The Boston Globe’s latest “Bold Types” entry sponsored by Koch Industries is out and the phrase “jumped the shark” may need to be retired. The climate denying Koch Brothers paying for a puff piece with the ocean hugging CEO of New England Aquarium?
On Tuesday afternoon I scrolled down my phone onto the home page of the Globe to find that the eighth story down was a “Bold Types” piece. I first wrote about “Bold Types” in UnKoch My Boston Globe. It’s worshipful pabulum extolling the virtues of Boston CEOs. The series is advertising but produced by real reporters so it looks like actual news. Paid for. Paid for by Koch Industries. On the home page.
[Dear Boston Globe, could you please let me know if any other home page stories have corporate sponsorship? Just DM me, our secret].

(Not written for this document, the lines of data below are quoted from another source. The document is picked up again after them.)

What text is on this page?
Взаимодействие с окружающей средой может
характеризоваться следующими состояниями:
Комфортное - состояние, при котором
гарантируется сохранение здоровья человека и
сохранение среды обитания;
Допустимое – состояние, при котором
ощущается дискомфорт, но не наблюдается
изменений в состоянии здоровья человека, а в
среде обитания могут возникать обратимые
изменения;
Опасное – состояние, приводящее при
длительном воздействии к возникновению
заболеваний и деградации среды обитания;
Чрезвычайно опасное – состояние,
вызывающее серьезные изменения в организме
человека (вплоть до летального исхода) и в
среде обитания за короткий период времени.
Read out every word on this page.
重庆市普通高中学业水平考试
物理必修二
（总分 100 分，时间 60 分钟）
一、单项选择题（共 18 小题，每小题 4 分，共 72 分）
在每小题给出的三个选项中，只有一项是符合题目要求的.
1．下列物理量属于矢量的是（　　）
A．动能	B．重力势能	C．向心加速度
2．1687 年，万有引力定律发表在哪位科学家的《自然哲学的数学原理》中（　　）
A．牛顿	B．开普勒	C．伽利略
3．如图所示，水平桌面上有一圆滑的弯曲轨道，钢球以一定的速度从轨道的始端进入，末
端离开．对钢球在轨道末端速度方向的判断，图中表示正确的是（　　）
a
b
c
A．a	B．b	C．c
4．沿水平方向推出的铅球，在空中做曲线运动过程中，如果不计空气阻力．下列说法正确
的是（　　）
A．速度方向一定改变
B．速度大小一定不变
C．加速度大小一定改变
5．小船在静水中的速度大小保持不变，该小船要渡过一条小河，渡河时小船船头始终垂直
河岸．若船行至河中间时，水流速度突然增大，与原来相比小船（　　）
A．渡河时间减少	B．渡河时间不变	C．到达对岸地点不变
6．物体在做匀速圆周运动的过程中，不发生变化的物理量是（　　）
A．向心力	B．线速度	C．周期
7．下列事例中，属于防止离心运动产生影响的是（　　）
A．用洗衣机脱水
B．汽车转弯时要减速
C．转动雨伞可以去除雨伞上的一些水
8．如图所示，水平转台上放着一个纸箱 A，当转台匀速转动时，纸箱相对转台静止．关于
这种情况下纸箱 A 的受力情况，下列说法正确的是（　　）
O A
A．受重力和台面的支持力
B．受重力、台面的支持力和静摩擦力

But the home page doesn’t identify the piece as sponsored by Koch Industries. So I clicked on the headline and was brought to the text introduction to a video but the text page didn’t identify Koch Industries as the sponsor either. I courageously watched the entire eight minute video, Globe business reporter Janelle Nanos interviewing New England Aquarium CEO Vikki Spruill. Koch Industries is not identified until after the credits roll.
It’s standard marketing happy talk – CEOs as heroes, public salvation through enlightened management – the sort of soft focus dross you’d expect the Kochs to pay for. But . . .

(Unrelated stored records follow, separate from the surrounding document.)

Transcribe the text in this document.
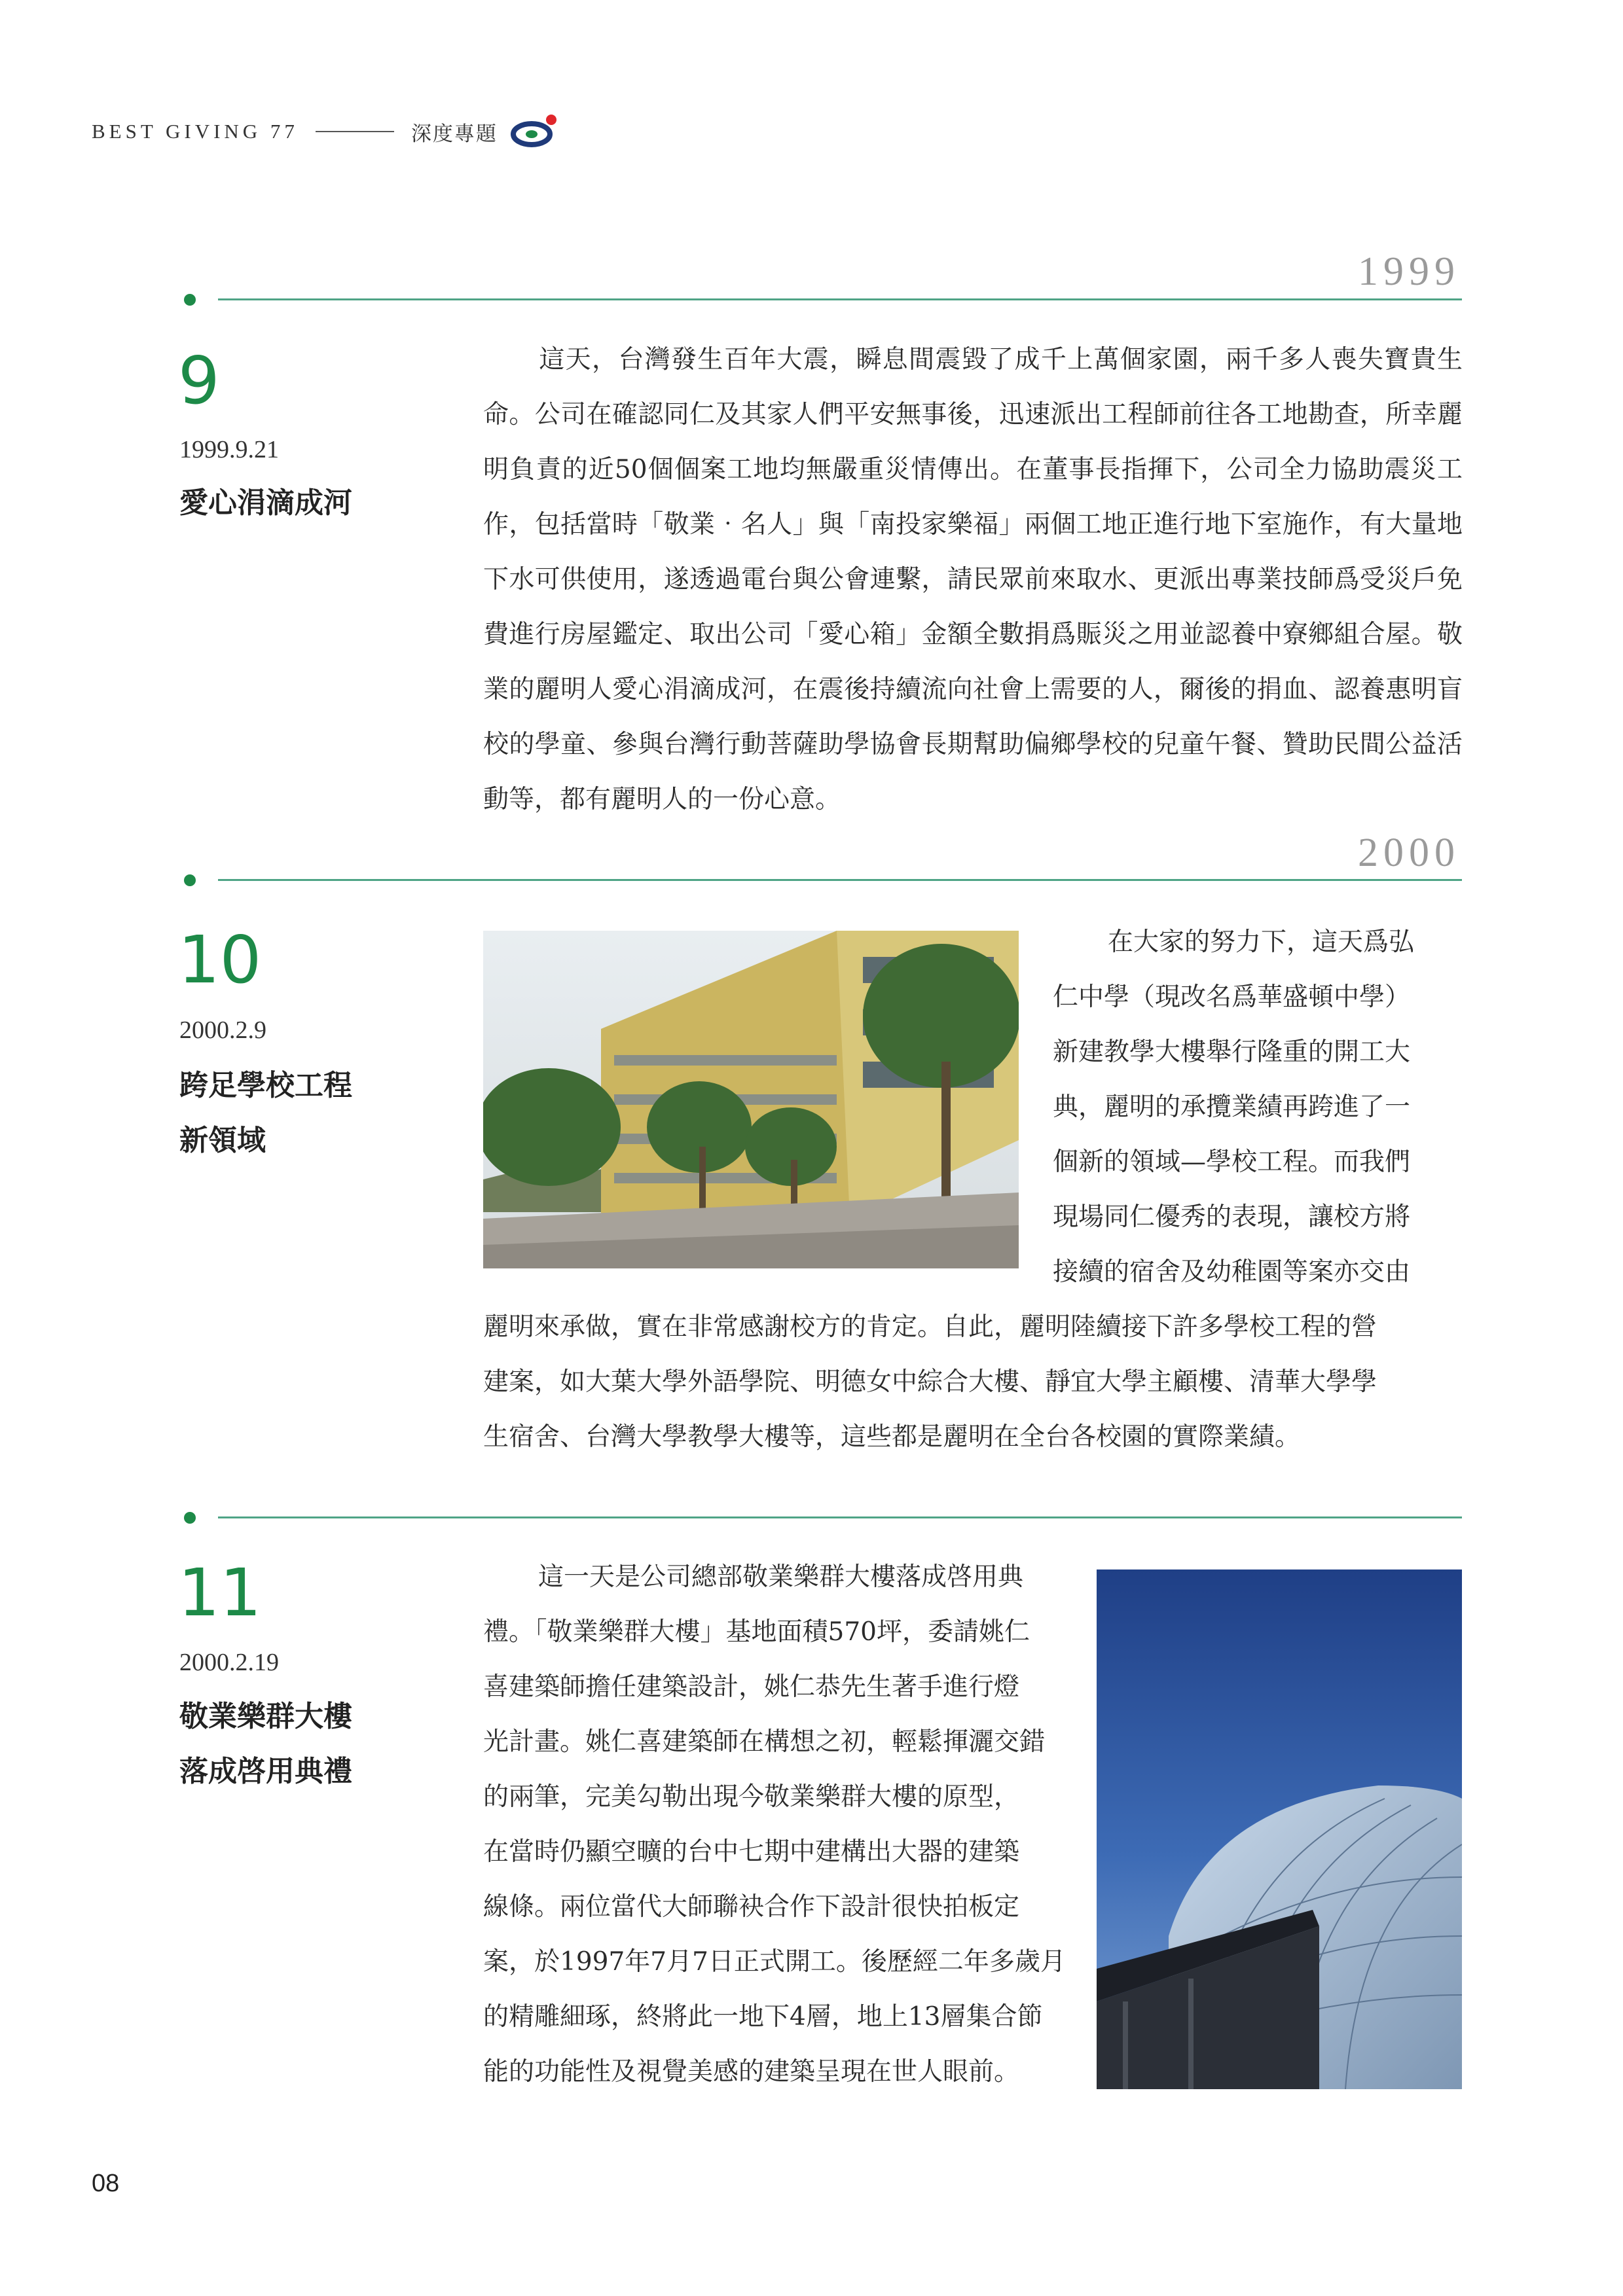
BEST GIVING 77	深度專題
1999
9
1999.9.21
愛心涓滴成河
這天，台灣發生百年大震，瞬息間震毀了成千上萬個家園，兩千多人喪失寶貴生命。公司在確認同仁及其家人們平安無事後，迅速派出工程師前往各工地勘查，所幸麗明負責的近50個個案工地均無嚴重災情傳出。在董事長指揮下，公司全力協助震災工作，包括當時「敬業‧名人」與「南投家樂福」兩個工地正進行地下室施作，有大量地下水可供使用，遂透過電台與公會連繫，請民眾前來取水、更派出專業技師爲受災戶免費進行房屋鑑定、取出公司「愛心箱」金額全數捐爲賑災之用並認養中寮鄉組合屋。敬業的麗明人愛心涓滴成河，在震後持續流向社會上需要的人，爾後的捐血、認養惠明盲校的學童、參與台灣行動菩薩助學協會長期幫助偏鄉學校的兒童午餐、贊助民間公益活動等，都有麗明人的一份心意。
2000
10
2000.2.9
跨足學校工程
新領域
在大家的努力下，這天爲弘
仁中學（現改名爲華盛頓中學）
新建教學大樓舉行隆重的開工大
典，麗明的承攬業績再跨進了一
個新的領域—學校工程。而我們
現場同仁優秀的表現，讓校方將
接續的宿舍及幼稚園等案亦交由
麗明來承做，實在非常感謝校方的肯定。自此，麗明陸續接下許多學校工程的營
建案，如大葉大學外語學院、明德女中綜合大樓、靜宜大學主顧樓、清華大學學
生宿舍、台灣大學教學大樓等，這些都是麗明在全台各校園的實際業績。
11
2000.2.19
敬業樂群大樓
落成啓用典禮
這一天是公司總部敬業樂群大樓落成啓用典
禮。「敬業樂群大樓」基地面積570坪，委請姚仁
喜建築師擔任建築設計，姚仁恭先生著手進行燈
光計畫。姚仁喜建築師在構想之初，輕鬆揮灑交錯
的兩筆，完美勾勒出現今敬業樂群大樓的原型，
在當時仍顯空曠的台中七期中建構出大器的建築
線條。兩位當代大師聯袂合作下設計很快拍板定
案，於1997年7月7日正式開工。後歷經二年多歲月
的精雕細琢，終將此一地下4層，地上13層集合節
能的功能性及視覺美感的建築呈現在世人眼前。
08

The interview prattles on about the importance of oceans to our environment, rising waters, climate change, climate resilience, helping the ocean protect our planet, etc., etc.
Jesus Mary and Joseph, Spruill and Nanos, this drivel is being paid for by the Koch Brothers! Did anyone read Jane Mayer’s Dark Money? It was on the Globe’s best sellers list forever. No one has done more to promote climate denialism and harm our planet than the Kochs.
But you know, Spruill encourages us not to use plastic straws. It can make you feel “empowered.”
Nanos asks Spruill how many “Bold Types” bold decisions she’s had to make. Oh many, she says. For instance she’s had to stand up to big time scientists and tell them, “Do you think the public understands anything about what you just said?”
How about this? The next time the Globe comes to you and says we have some free advertising for you and you don’t have to pay a penny because IT’S PAID FOR BY THE KOCHS you could boldly respond, no goddamn way.
[Disclaimer: As an educator in the UMass system I am a union member. Usually I add here that I don’t write about education, I write about dark money. I guess I have to add that I also don’t write about journalism or the environment, I write about dark money. But since dark money is everywhere, I write about virtually everything].